A housing market that once danced to the beat of the double-digit home-price jump is giving apartment rents a whirl around the ballroom floor.
Showing form not seen since the first quarter of 2001 when rents last did a two step, Silicon Valley (Santa Clara County) rents rose 10.4 percent the third quarter, compared to the same quarter a year ago, according to Novato, CA-based RealFacts.
RealFacts said the average rent in Silicon Valley rose to $1,450, up from $1,314 a year ago, making the region the hottest metro area RealFacts tracks.
RealFacts keeps tabs on more than 12,000 rental communities of 100 units or more in nearly three dozen metros in 15 states, most of them West of the Mississippi River.
Among the hottest Silicon Valley apartment properties were those with starter rentals -- studios ($1,007), junior one-bedroom units ($1,105) and larger one-bedroom apartments ($1,296) -- all of which revealed average rent increases of more than 11 percent in the past year. As a group, the three types of units comprise more than 50 percent of the Silicon Valley database.
The average rent on larger, two-bedroom, two-bath town homes in Silicon Valley rose 12.1, percent to an average $1,828 a month, the largest percentage increase by rental type, RealFacts reported.
The rent rumba is in stark contrast to Silicon Valley's price limbo where the median price remains nearly 5 percent ahead of last year, but has been stripped of $51,000 in the last few months.
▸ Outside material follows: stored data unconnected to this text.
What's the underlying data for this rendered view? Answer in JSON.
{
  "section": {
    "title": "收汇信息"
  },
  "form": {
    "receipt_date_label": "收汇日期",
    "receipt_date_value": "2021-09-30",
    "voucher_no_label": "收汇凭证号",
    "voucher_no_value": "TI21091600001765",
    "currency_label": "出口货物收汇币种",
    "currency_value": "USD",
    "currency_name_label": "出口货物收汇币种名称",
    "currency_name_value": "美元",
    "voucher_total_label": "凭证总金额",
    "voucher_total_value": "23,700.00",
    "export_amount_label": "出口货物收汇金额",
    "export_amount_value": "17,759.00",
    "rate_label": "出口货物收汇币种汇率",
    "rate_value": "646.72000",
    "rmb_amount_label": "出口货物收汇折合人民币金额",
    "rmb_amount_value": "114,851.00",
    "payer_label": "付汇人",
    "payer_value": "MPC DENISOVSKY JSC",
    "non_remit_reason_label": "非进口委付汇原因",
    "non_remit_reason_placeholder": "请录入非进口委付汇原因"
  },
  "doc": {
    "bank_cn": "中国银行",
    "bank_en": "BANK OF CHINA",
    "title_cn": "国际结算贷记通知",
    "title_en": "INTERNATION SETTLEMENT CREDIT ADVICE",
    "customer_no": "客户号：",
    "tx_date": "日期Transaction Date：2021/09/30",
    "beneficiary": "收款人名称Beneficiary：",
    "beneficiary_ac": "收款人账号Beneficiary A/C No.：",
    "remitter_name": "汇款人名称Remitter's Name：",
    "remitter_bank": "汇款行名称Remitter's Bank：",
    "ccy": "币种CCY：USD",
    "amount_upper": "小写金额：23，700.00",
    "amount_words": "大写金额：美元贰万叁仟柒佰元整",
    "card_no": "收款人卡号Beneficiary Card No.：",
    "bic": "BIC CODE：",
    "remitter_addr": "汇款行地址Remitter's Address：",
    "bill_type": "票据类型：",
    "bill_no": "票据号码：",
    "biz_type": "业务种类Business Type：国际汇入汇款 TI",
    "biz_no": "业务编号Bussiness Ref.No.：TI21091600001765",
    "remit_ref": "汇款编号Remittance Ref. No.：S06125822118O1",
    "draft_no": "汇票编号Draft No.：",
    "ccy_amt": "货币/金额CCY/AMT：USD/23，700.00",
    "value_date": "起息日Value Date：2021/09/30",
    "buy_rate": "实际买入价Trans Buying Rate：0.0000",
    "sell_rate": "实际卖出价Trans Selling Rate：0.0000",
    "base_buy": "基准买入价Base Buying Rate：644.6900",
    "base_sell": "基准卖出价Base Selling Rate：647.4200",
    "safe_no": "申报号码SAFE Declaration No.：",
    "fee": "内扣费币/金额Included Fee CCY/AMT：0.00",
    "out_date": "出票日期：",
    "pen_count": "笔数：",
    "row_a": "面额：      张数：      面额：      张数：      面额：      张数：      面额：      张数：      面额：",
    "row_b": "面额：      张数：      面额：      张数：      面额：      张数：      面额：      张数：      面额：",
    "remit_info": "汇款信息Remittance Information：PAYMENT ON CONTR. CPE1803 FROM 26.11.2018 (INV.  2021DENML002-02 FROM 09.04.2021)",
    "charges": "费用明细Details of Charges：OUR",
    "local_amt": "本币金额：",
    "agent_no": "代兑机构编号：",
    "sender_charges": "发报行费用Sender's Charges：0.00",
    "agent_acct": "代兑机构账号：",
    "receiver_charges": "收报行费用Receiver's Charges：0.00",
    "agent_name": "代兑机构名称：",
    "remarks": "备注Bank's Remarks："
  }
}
Home prices rose from $733,000 in September of 2005 to $769,000 in September this year, according to Richard Calhoun, a San Jose-based Creekside Realty real estate broker.
Experts say the rent boom is bolstered by slow but steady job growth and newcomers unable to afford still high home prices. However, at the rate of rent increases, renters may soon reconsider.
"Both the landlord and the tenant are looking for six months to a year lease. Renters are thinking maybe prices will come down a bit and landlords are not looking for month-to-month leases," said Sylvia Hill. broker/owner of HMS Development, a San Jose-based property management company.
By city, San Jose, the county seat and largest city, saw rents rise only 8.4 percent to $1,377 compared to the greatest jump, 17.5 percent in Mountain View, where rents averaged $1,549 a month. The smallest increase was in Milpitas where rents rose only 4.1 percent, but with one of the county's highest occupancy rates (97.7 percent), the market commands rents that average $1,405 a month.
Elsewhere in the county, the highest rents were in Palo Alto, at $1,810 a month; Cupertino, $1,771 a month; and Los Gatos, $1,557 all towns with smaller statistical samples.
Elsewhere in the greater RealFacts' coverage area, the Los Angeles-Long Beach-Santa Anna, CA metro had a higher average rent than Silicon Valley, coming in at $1,546. Also, the Oxnard-Thousand Oaks-Ventura, CA metro's average rent was $2 higher than Silicon Valley's.
RealFacts says rent growth for its coverage area is now de rigueur and expected to continue well into 2007.
"Rent growth rates might even accelerate as the 'follow the leader' effect kicks in, and more conservative owners start to raise their rents as they see the success of the market leaders," RealFacts reported.